One measure that provides an estimation of the number of false positives in an analysis is the false discovery rate (FDR). The FDR was first introduced as a control measure for high-throughput data in biology (Benjamini & Hochberg, 1995) and is defined as the expected ratio of false positive (FP) classifications (false discoveries) to the total number of positive classifications [TP; FDR = FP/(FP+TP)]. Within a biological setting, different applications may tolerate varying levels of false positives. For example, for clinical biomarker validation, a low number of false positives is highly important (1% - 5% FDR). On the other hand, if the aim is to postulate novel hypotheses for further testing, an FDR of 10% might still be valid, as these annotations would require further experimental and manual validation.

FDR estimation is not yet widely adopted in the field of metabolomics (Scheubert et al., 2017; Wang et al., 2018). Additionally, the lack of FDR approaches in metabolomics limits the confidence in reported identifications and quantifications, and manual assessment is still a common practice. One approach, the target-decoy method, introduces a set of “decoys” (or known false features) that can be used to estimate the number of false positives in the overall result. In the field of proteomics, this approach has been used for many years and has become a standard analysis tool (Elias & Gygi, 2007). Unfortunately, due to the structural diversity of small molecules (with the prominence of structural isomers), creating plausible decoys is not as straightforward in metabolomics. Simply shuffling structural elements in a chemical may yield a molecule that is actually present and thus cannot be considered “known false”, or it may yield a completely unrealistic chemical. Scheubert et al. addressed this concern in 2017, as they introduced a fragmentation-tree-based method that ensures the consistency of decoy spectra using fragmentation tree re-rooting (Scheubert et al., 2017; Ludwig et al., 2020). Briefly, a fragmentation tree is constructed for the spectrum of interest (with fragments assigned to corresponding metabolite substructures), which is then re-rooted to shift the fragmentation reaction order, creating a decoy. 

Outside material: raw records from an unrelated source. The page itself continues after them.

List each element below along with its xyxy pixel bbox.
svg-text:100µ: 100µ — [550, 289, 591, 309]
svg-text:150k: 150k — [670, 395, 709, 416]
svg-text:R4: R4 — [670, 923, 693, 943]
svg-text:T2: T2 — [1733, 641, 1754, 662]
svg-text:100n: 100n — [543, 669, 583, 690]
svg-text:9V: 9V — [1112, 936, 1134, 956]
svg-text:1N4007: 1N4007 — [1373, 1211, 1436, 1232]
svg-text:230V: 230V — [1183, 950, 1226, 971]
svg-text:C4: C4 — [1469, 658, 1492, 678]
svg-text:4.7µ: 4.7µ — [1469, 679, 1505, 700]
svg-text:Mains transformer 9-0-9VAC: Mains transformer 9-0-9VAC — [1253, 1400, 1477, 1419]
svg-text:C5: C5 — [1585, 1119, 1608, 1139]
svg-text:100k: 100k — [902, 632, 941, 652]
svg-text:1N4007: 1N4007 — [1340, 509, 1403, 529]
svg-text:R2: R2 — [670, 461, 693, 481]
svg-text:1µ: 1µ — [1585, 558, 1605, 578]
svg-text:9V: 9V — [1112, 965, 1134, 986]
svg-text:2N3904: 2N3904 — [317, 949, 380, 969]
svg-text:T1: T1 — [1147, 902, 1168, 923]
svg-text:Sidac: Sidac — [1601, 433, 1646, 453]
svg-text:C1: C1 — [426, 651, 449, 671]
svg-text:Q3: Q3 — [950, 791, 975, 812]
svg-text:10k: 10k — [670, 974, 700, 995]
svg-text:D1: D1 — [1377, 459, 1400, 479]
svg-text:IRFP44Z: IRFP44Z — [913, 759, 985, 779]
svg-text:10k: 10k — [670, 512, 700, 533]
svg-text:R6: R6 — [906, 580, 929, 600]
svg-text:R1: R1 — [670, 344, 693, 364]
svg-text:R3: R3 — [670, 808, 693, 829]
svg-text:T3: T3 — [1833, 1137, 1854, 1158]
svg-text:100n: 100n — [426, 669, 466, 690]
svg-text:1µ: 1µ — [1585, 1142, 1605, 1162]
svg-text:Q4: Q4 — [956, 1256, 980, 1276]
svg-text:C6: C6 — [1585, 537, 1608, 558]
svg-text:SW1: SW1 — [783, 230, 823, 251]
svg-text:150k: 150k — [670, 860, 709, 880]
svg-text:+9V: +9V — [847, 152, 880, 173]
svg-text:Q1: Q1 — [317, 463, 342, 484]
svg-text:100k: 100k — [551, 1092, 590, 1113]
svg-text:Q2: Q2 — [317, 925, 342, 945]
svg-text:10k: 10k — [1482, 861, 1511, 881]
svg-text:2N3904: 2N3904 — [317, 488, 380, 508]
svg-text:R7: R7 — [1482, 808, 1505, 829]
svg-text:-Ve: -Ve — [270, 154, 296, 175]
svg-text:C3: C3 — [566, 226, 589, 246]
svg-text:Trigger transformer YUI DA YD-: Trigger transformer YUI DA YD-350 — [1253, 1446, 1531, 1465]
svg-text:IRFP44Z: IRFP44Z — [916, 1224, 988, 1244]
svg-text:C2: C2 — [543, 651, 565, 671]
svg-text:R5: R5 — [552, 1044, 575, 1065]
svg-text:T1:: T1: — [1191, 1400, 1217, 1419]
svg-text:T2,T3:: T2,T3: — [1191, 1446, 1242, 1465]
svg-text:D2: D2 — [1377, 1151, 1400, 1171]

Using this approach (Ludwig et al., 2020) to further broaden the portfolio of FDR estimation and its application, we provide an automated false-discovery-rate-controlled analysis for data-independent acquisition in metabolomics in our recent publication (Alka et al., 2022). With rigorous FDR control and improved comparability between metabolomics results, we observe fewer missing values and improvements in biologically relevant findings compared to other methods. We follow an established approach in targeted proteomics by using an experiment-specific target and decoy prior knowledge database for targeted extraction. For available targets and decoys, peak groups are extracted and scored, where a peak group consists of fragment ions derived from a target metabolite, integrated over chromatographic time. This metabolomics data analysis pipeline provides assay library generation with targeted analysis and statistical validation. 

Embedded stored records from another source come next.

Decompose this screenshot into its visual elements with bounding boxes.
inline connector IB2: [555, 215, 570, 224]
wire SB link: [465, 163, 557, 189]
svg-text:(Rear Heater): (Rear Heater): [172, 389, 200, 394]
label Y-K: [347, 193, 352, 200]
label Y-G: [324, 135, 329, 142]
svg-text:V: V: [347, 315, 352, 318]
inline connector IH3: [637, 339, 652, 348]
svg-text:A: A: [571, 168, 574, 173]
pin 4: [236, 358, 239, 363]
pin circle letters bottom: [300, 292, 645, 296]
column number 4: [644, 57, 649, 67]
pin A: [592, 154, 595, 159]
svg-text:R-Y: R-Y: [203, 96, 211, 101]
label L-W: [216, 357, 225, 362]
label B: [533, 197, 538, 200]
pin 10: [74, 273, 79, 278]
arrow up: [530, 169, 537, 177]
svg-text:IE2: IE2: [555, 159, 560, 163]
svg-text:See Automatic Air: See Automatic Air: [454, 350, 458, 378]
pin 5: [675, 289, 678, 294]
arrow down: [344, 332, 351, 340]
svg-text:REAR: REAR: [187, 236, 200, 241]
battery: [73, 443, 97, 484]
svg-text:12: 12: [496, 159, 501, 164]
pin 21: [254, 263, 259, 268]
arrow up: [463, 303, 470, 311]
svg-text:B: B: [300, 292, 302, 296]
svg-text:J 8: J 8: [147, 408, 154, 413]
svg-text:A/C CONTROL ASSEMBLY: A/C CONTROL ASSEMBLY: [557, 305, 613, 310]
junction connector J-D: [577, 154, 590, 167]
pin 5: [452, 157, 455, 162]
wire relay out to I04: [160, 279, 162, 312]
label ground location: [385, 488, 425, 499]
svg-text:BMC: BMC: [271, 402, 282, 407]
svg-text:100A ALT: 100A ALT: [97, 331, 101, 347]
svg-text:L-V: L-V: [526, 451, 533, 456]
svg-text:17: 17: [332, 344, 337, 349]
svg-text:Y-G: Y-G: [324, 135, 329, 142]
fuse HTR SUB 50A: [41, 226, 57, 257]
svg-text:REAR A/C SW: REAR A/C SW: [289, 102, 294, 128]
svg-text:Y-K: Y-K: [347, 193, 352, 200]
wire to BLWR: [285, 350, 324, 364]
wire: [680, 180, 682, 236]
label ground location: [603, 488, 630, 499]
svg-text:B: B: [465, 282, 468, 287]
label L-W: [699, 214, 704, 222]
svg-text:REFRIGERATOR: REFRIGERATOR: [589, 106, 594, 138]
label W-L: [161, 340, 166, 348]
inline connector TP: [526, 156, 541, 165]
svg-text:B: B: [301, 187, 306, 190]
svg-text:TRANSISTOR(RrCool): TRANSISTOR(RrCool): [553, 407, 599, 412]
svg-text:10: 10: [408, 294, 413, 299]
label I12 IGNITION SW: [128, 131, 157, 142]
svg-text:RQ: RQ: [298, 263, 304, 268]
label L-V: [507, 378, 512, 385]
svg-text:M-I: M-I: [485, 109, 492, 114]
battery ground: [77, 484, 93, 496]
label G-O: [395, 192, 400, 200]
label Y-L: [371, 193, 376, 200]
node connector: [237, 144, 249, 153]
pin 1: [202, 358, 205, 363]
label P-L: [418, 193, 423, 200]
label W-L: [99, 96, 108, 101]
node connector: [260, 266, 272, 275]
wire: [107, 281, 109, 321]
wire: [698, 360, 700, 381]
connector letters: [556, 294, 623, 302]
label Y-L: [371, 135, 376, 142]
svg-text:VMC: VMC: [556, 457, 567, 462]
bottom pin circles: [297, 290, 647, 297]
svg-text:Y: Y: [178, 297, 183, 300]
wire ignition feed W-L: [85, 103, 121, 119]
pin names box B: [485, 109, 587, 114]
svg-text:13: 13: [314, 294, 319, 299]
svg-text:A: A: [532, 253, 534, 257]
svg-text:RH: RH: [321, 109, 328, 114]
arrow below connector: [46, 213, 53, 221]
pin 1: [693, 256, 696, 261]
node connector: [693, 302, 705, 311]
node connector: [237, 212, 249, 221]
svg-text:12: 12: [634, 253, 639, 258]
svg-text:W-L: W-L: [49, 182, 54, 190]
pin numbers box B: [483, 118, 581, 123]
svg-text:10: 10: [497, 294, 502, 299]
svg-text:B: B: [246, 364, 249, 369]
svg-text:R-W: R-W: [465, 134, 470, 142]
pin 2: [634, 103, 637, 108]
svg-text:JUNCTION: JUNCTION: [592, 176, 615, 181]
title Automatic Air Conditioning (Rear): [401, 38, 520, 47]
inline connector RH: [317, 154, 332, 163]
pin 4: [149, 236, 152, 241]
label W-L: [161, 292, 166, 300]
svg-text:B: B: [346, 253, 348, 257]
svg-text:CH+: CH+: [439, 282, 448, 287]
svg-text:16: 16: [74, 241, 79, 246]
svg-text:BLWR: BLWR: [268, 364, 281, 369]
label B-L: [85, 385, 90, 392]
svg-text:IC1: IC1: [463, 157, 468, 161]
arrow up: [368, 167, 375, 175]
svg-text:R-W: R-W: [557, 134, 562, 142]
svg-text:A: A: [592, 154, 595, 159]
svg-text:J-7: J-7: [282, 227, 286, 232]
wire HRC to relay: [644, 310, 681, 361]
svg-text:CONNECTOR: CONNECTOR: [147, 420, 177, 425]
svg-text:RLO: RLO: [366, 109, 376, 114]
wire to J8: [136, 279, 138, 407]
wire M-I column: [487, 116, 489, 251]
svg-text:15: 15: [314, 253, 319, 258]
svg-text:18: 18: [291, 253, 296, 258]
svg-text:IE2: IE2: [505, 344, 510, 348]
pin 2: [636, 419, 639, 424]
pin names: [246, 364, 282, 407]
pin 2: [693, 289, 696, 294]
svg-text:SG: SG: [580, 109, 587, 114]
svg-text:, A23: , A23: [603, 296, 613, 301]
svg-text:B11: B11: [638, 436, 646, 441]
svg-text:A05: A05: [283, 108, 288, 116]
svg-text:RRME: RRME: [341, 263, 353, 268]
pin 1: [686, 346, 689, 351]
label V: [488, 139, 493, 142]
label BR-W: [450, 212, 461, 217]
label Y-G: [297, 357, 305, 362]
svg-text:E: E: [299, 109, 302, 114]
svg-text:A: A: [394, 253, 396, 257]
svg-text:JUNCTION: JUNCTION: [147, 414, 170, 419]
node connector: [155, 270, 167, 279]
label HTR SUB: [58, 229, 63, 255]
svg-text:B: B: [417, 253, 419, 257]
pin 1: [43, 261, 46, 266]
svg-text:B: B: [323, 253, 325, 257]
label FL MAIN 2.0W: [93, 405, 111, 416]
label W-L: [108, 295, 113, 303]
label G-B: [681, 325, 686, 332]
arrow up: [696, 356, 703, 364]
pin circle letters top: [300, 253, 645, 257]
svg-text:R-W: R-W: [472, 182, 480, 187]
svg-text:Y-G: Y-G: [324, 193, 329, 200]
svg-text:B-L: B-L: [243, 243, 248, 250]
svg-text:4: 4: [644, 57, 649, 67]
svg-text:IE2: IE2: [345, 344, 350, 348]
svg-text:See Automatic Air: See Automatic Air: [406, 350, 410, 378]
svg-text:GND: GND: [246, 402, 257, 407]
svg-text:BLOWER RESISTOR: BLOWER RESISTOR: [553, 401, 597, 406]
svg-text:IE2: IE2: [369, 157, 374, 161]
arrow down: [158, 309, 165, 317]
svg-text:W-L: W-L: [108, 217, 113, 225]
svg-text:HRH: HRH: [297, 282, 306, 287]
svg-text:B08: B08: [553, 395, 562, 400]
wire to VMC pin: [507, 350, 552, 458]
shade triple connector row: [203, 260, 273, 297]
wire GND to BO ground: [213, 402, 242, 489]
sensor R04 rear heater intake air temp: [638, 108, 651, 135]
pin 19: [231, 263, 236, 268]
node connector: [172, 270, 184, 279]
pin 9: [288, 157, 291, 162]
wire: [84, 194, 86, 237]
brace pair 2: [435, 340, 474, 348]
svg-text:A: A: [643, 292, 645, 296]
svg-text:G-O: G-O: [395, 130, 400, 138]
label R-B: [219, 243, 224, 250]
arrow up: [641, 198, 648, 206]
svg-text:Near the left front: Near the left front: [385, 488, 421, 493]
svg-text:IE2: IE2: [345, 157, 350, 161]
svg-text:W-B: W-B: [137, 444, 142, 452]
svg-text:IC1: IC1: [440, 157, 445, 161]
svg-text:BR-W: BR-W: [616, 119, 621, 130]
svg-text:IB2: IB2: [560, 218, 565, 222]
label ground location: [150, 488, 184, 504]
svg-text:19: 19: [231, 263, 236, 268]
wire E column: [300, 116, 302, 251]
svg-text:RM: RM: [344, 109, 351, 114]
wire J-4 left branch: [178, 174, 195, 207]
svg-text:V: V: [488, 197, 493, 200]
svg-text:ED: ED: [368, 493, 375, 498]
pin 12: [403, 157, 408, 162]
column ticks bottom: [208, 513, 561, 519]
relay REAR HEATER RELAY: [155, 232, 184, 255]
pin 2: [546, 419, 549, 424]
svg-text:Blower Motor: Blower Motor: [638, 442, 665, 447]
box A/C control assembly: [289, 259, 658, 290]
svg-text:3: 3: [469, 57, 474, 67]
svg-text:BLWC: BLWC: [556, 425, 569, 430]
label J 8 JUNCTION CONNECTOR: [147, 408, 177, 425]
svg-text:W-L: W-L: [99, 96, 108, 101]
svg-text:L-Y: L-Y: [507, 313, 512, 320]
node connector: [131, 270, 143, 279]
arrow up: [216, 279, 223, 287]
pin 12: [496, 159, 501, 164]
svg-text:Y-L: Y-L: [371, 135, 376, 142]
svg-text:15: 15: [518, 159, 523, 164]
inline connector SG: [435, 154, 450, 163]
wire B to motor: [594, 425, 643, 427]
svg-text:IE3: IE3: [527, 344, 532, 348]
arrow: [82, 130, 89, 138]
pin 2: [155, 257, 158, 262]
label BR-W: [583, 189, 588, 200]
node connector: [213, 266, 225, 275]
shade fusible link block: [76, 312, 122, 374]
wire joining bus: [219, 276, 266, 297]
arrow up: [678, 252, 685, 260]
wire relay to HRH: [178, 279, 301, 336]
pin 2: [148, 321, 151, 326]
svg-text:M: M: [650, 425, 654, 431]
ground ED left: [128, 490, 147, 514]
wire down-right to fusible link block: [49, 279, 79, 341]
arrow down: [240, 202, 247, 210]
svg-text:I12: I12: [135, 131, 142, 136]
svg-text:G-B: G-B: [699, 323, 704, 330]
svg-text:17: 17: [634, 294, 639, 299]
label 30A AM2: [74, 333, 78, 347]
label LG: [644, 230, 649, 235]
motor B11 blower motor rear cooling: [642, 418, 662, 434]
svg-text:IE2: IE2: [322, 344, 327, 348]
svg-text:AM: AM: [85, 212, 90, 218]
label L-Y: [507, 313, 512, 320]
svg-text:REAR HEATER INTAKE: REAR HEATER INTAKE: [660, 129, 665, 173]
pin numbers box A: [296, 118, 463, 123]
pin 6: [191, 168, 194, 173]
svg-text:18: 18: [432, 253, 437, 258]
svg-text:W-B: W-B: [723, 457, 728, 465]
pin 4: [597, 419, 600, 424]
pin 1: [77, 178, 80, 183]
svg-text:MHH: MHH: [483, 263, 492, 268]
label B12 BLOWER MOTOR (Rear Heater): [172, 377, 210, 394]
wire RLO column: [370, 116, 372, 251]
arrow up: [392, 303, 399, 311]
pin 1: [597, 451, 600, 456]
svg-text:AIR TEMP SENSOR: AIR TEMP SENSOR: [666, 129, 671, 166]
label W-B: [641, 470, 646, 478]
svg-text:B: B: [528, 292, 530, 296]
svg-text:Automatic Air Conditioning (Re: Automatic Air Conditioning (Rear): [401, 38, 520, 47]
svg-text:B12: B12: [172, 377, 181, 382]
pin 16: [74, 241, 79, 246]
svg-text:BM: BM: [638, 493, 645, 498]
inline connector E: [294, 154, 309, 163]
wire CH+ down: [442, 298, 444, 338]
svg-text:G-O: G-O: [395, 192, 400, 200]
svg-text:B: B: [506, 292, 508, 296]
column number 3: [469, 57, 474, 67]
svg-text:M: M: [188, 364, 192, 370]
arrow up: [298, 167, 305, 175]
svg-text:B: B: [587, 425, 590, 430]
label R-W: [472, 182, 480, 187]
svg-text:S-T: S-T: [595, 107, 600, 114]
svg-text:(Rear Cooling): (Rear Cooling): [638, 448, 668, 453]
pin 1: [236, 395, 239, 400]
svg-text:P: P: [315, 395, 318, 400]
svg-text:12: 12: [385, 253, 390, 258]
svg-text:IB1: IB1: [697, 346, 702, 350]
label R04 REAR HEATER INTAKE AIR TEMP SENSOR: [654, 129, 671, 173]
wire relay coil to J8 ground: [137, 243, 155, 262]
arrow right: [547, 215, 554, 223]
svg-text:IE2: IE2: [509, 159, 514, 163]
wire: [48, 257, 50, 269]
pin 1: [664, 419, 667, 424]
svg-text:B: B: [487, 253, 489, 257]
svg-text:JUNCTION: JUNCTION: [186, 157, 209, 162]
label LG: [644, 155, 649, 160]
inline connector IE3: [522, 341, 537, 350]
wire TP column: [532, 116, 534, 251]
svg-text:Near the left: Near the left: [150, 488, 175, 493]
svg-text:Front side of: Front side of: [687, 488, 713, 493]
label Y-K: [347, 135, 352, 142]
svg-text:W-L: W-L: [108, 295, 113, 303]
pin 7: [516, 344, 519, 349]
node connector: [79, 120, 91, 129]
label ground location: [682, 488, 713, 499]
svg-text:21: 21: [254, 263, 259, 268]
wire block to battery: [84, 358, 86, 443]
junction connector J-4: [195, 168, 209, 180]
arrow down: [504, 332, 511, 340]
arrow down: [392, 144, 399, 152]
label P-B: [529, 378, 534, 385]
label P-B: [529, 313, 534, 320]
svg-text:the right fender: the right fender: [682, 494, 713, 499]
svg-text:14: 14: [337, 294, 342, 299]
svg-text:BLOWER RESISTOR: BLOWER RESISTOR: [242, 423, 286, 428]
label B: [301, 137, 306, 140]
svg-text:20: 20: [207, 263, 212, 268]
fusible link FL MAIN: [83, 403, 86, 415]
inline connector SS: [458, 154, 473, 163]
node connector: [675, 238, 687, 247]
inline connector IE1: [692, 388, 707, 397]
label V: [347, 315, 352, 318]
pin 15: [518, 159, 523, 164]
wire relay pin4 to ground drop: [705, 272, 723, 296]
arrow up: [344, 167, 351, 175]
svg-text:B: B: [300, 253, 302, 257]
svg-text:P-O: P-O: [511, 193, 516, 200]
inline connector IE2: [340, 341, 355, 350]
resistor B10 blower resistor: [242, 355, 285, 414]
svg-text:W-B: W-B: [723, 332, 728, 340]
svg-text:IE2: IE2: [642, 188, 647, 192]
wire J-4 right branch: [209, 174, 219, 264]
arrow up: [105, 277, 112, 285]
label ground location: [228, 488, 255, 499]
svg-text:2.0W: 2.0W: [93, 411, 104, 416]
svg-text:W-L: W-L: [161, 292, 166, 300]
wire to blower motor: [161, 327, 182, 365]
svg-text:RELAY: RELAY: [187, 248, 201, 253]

Our work also allows for high-level automation of data analysis in metabolomics. The targeted DIA data analysis strategy relies on spectral assay libraries generally derived from a priori measurements. While both the creation of assay libraries for DIA analysis and the processing of extracted ion chromatograms has been automated in other fields (Röst et al., 2014), this is not the case in metabolomics. Fully automated construction of the assay library permits the discovery and quantification of new metabolites, while still achieving the quantification accuracy of a manually curated, targeted approach. 

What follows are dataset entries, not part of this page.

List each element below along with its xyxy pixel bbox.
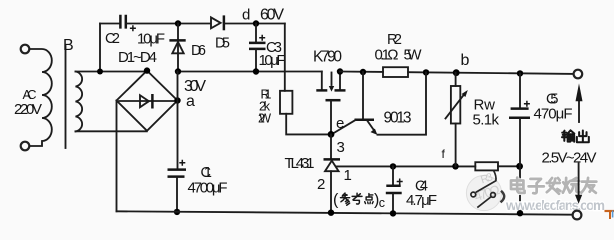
transformer B core [65, 46, 67, 148]
watermark logo bracket [501, 191, 505, 203]
label reference point (cankaodian) c [333, 192, 385, 211]
label output (shuchu) [562, 130, 589, 142]
svg-text:e: e [336, 115, 344, 132]
bridge rectifier D1-D4 diamond [117, 71, 178, 131]
svg-text:D6: D6 [191, 43, 206, 59]
svg-text:4700μF: 4700μF [188, 179, 228, 196]
resistor R2 [383, 67, 408, 77]
node C3 bottom [253, 68, 259, 74]
svg-text:470μF: 470μF [534, 106, 573, 123]
wire secondary top to bridge [76, 71, 147, 73]
node C5 top [517, 70, 523, 76]
node C1 bottom [174, 209, 180, 215]
watermark logo circle [466, 175, 501, 210]
wire C2 to D6/D5 node [127, 23, 210, 25]
node R3 right / C5 line [516, 163, 523, 170]
node e [328, 131, 335, 138]
wire D5 to node d [225, 23, 285, 25]
svg-text:B: B [63, 37, 74, 54]
watermark switch contacts [471, 170, 496, 207]
svg-text:C2: C2 [105, 31, 120, 47]
node 9013 collector [360, 69, 366, 75]
node C5 bottom [517, 210, 523, 216]
resistor R3 label (greyed by watermark) [472, 171, 501, 204]
node C4 top [390, 163, 396, 169]
terminal AC input top [21, 45, 30, 54]
capacitor C5 [509, 73, 530, 213]
plus sign C4 [397, 179, 403, 185]
svg-text:4.7μF: 4.7μF [406, 192, 437, 209]
svg-text:D1~D4: D1~D4 [118, 49, 157, 66]
node f [452, 163, 459, 170]
capacitor C4 [386, 166, 402, 213]
svg-text:b: b [461, 52, 470, 69]
shunt regulator TL431 [324, 134, 341, 212]
capacitor C3 [249, 24, 266, 72]
terminal output plus [574, 70, 583, 79]
wire C2 branch vertical [99, 24, 101, 72]
node C4 bottom [390, 210, 396, 216]
wire reference line [336, 165, 519, 167]
resistor R1 [280, 91, 292, 114]
svg-text:c: c [379, 196, 385, 210]
diode D6 [169, 24, 185, 72]
svg-text:d: d [242, 7, 250, 24]
label AC 220V [14, 87, 42, 118]
rail source to R2 [340, 71, 383, 73]
svg-text:K790: K790 [313, 49, 342, 66]
watermark corner mark [605, 211, 614, 220]
node D6 bottom [175, 68, 181, 74]
plus sign C3 [259, 35, 265, 41]
capacitor C1 [168, 170, 187, 212]
svg-text:5.1k: 5.1k [473, 112, 500, 129]
svg-text:a: a [186, 93, 195, 110]
node 9013 emitter riser [423, 69, 429, 75]
node K790 source [337, 68, 343, 74]
wire R1 bottom to node e [286, 114, 331, 135]
node TL431 anode [328, 210, 334, 216]
svg-text:2: 2 [317, 176, 325, 193]
transistor Q 9013 [332, 72, 427, 135]
terminal AC input bottom [21, 142, 30, 151]
plus sign C1 [179, 160, 185, 166]
node junction secondary/C2 [97, 69, 103, 75]
mosfet K790 [316, 72, 345, 135]
diode D5 [211, 15, 224, 30]
wire bridge+ to C1 [177, 72, 179, 170]
plus sign C2 [130, 25, 136, 31]
transformer B primary winding [30, 49, 52, 146]
watermark text dianzifashaoyou [511, 178, 596, 194]
bridge inner diode [119, 94, 174, 109]
terminal output minus [573, 211, 582, 220]
output arrow up [576, 83, 583, 122]
svg-text:10μF: 10μF [137, 31, 165, 48]
svg-text:1: 1 [344, 167, 352, 184]
node D6 top [175, 20, 181, 26]
node b [453, 69, 460, 76]
svg-text:3: 3 [337, 139, 345, 156]
bottom rail [117, 211, 573, 214]
svg-text:f: f [442, 147, 446, 161]
node bridge AC top [144, 67, 150, 73]
wire secondary bottom to bridge [76, 130, 147, 132]
svg-text:2W: 2W [258, 112, 271, 126]
node d [253, 20, 259, 26]
wire 60V rail elbow down to R1 [284, 24, 286, 91]
svg-text:0.1Ω: 0.1Ω [375, 47, 399, 64]
svg-text:60V: 60V [260, 7, 284, 24]
rail R2 to output [408, 72, 574, 74]
svg-text:220V: 220V [14, 101, 42, 118]
svg-text:D5: D5 [215, 35, 230, 51]
svg-text:2.5V~24V: 2.5V~24V [542, 150, 597, 167]
label R1 2k 2W [258, 88, 272, 126]
svg-text:5W: 5W [404, 47, 423, 64]
rail 30V node [178, 71, 322, 73]
plus sign C5 [524, 101, 530, 107]
wire bridge- down [116, 101, 118, 212]
svg-text:(: ( [333, 192, 339, 209]
wire top rail to C2 [100, 23, 119, 25]
resistor R3 [475, 162, 498, 170]
transformer B secondary winding [76, 72, 83, 132]
svg-text:AC: AC [23, 87, 37, 102]
node bridge DC+ [174, 97, 180, 103]
svg-text:10μF: 10μF [259, 52, 286, 69]
potentiometer Rw [446, 73, 468, 167]
capacitor C2 [120, 15, 125, 29]
output arrow down [575, 164, 582, 204]
svg-text:TL431: TL431 [285, 155, 315, 172]
svg-text:9013: 9013 [384, 110, 412, 127]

With the accelerated development of novel methods in the field of metabolomics, data complexity continues to increase. Previously with DIA data, downstream data analysis with currently available tools led to vast differences in results due to the lack of reliable precision estimates. This demonstrated the need for a robust and standardized workflow that utilizes a statistically well-calibrated FDR and allows practitioners to analyze and compare DIA data systematically. These advancements enable the accurate identification of compounds and markers from DIA data in low concentrations, facilitating biomarker quantification. We expect to see the wider adoption of FDR methods in metabolomics to improve comparability and the statistical significance of resulting identifications.